Women’s Swimming: All-American Reaney steadily leads team
Katie Heit | Wednesday, November 6, 2013
Junior breaststroker Emma Reaney started off her college career with a bang and has never looked back.
Named MVP by the Monogram Club her freshman year, Reaney has broken school records in seven events, was named an All-American in two events, given honorable mention All-America in two more events and competed in the U.S. Olympic trials after her freshman year. Reaney was also named to the 2013-2014 National team, based on her performance at the U.S. Open.
“My 200 breaststroke this summer at the U.S. Open was one of my favorite races ever,” Reaney said. “I was really ready for that race and I knew it.”
Reaney said despite all the success, she’s always tried to stay humble and focus on the next race.
“I try not to let it get to my head,” Reaney said. “My family has always taught me to be humble and thankful for all I have and that’s all I can do.”
Instead of allowing the success to heighten her expectations in each race, Reaney said she has continued to train and to focus on every individual competition with what she calls her “Let’s do this” mentality.
“I don’t think about it too much,” Reaney said. “I just try to have fun and dance out the nerves before I get up on the blocks but other than that I pretty much try to think about anything but swimming.”
Reaney said she first looked at Notre Dame after getting a call from her former club coach in Lawrence, Kan., current Irish coach Brian Barnes.
“When he called to recruit me, I hadn’t even been thinking of Notre Dame,” Reaney said. “I decided I’d give it a shot because of the reputation the school had and that Brian had as a coach.”
Reaney’s decision has paid off.
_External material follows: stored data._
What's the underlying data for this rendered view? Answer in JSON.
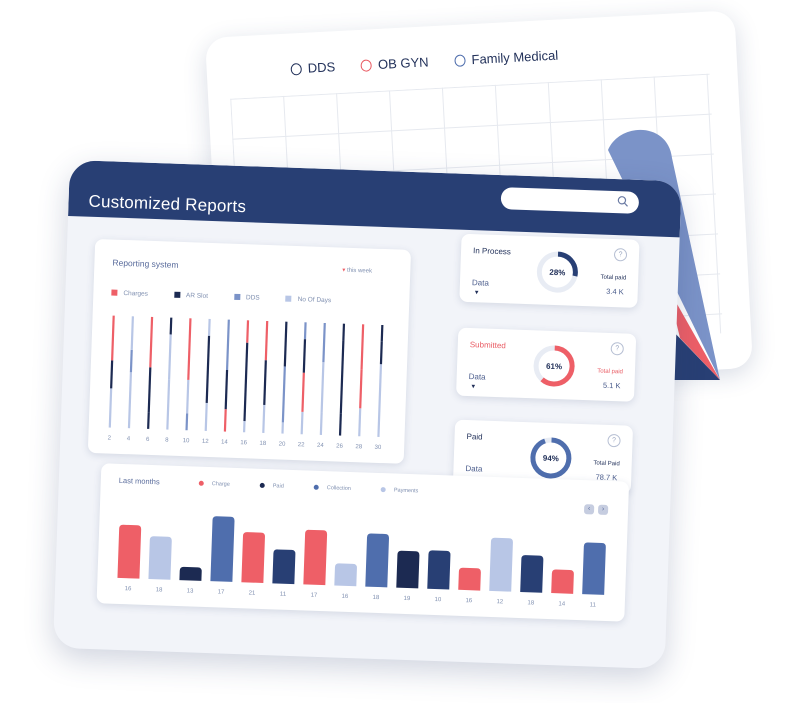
{
  "back": {
    "legend": [
      {
        "label": "DDS",
        "color": "#22315a"
      },
      {
        "label": "OB GYN",
        "color": "#e95b63"
      },
      {
        "label": "Family Medical",
        "color": "#4f6ead"
      }
    ]
  },
  "header": {
    "title": "Customized Reports"
  },
  "reporting": {
    "title": "Reporting system",
    "week_label": "this week",
    "legend": [
      {
        "label": "Charges",
        "color": "#ee5f67"
      },
      {
        "label": "AR Slot",
        "color": "#1c2a52"
      },
      {
        "label": "DDS",
        "color": "#7b93c8"
      },
      {
        "label": "No Of Days",
        "color": "#b8c6e6"
      }
    ],
    "x_labels": [
      "2",
      "4",
      "6",
      "8",
      "10",
      "12",
      "14",
      "16",
      "18",
      "20",
      "22",
      "24",
      "26",
      "28",
      "30"
    ]
  },
  "stats": [
    {
      "name": "In Process",
      "name_color": "#22315a",
      "data_label": "Data",
      "percent": 28,
      "percent_text": "28%",
      "ring_color": "#283f74",
      "total_label": "Total paid",
      "total_value": "3.4 K"
    },
    {
      "name": "Submitted",
      "name_color": "#e95b63",
      "data_label": "Data",
      "percent": 61,
      "percent_text": "61%",
      "ring_color": "#ee5f67",
      "total_label": "Total paid",
      "total_value": "5.1 K"
    },
    {
      "name": "Paid",
      "name_color": "#22315a",
      "data_label": "Data",
      "percent": 94,
      "percent_text": "94%",
      "ring_color": "#4f6ead",
      "total_label": "Total Paid",
      "total_value": "78.7 K"
    }
  ],
  "last_months": {
    "title": "Last months",
    "legend": [
      {
        "label": "Charge",
        "color": "#ee5f67"
      },
      {
        "label": "Paid",
        "color": "#1c2a52"
      },
      {
        "label": "Collection",
        "color": "#4f6ead"
      },
      {
        "label": "Payments",
        "color": "#b8c6e6"
      }
    ],
    "prev_icon": "chevron-left-icon",
    "next_icon": "chevron-right-icon"
  },
  "chart_data": [
    {
      "type": "bar",
      "title": "Last months",
      "categories": [
        "16",
        "18",
        "13",
        "17",
        "21",
        "11",
        "17",
        "16",
        "18",
        "19",
        "10",
        "16",
        "12",
        "18",
        "14",
        "11"
      ],
      "values": [
        72,
        58,
        18,
        88,
        68,
        46,
        74,
        30,
        72,
        50,
        52,
        30,
        72,
        50,
        32,
        70
      ],
      "colors": [
        "#ee5f67",
        "#b8c6e6",
        "#1c2a52",
        "#4f6ead",
        "#ee5f67",
        "#283f74",
        "#ee5f67",
        "#b8c6e6",
        "#4f6ead",
        "#1c2a52",
        "#283f74",
        "#ee5f67",
        "#b8c6e6",
        "#283f74",
        "#ee5f67",
        "#4f6ead"
      ],
      "ylim": [
        0,
        100
      ]
    }
  ]
}
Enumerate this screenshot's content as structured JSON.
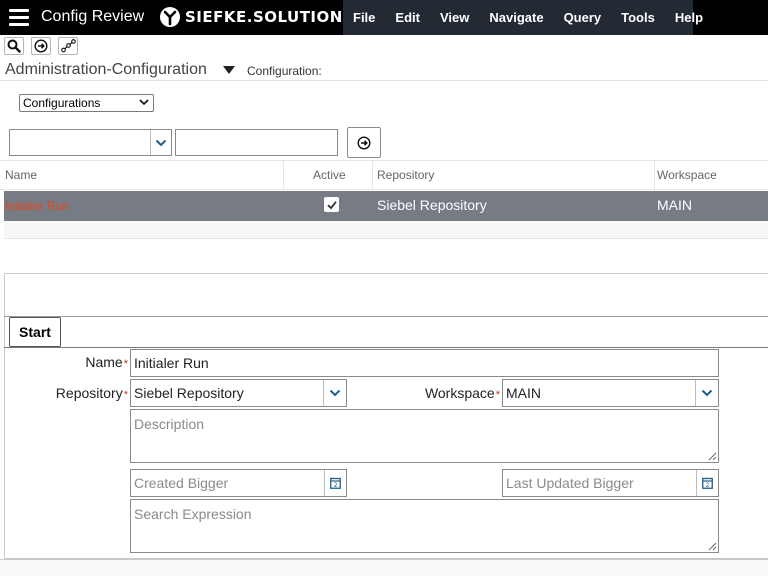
{
  "app": {
    "title": "Config Review",
    "brand": "SIEFKE.SOLUTIONS"
  },
  "menu": [
    "File",
    "Edit",
    "View",
    "Navigate",
    "Query",
    "Tools",
    "Help"
  ],
  "toolbar": {
    "icons": [
      "search-icon",
      "go-icon",
      "connections-icon"
    ]
  },
  "view": {
    "title": "Administration-Configuration",
    "subtitle": "Configuration:"
  },
  "visibility": {
    "selected": "Configurations"
  },
  "query": {
    "field_value": "",
    "value": ""
  },
  "list": {
    "columns": [
      "Name",
      "Active",
      "Repository",
      "Workspace"
    ],
    "rows": [
      {
        "name": "Initialer Run",
        "active": true,
        "repository": "Siebel Repository",
        "workspace": "MAIN"
      }
    ]
  },
  "form": {
    "tab_label": "Start",
    "name_label": "Name",
    "name_value": "Initialer Run",
    "repository_label": "Repository",
    "repository_value": "Siebel Repository",
    "workspace_label": "Workspace",
    "workspace_value": "MAIN",
    "description_placeholder": "Description",
    "created_placeholder": "Created Bigger",
    "updated_placeholder": "Last Updated Bigger",
    "search_placeholder": "Search Expression",
    "required_marker": "*"
  },
  "colors": {
    "topbar": "#000000",
    "menubar": "#232a34",
    "selected_row": "#767b84",
    "name_link": "#e8451d",
    "required": "#c0392b"
  }
}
In her junior season, Reaney was named ACC swimmer of the week after her first weekend of competition – the first ACC honor awarded to an Irish swimmer. In just three meets this season, Reaney has already qualified for the NCAA B cuts in the 100-yard and 200-yard breaststroke.
A leader on the team competitively since her freshman year, Reaney said she hopes she has become a leader for the Irish in and out of the pool.
“I think I’m a leader in that I will speak up for the good of the team or the good of a few people when it needs to be done,” Reaney said. “I also hope that I am a leader by example when it comes to hard work, technique and dedication in and out of the pool.”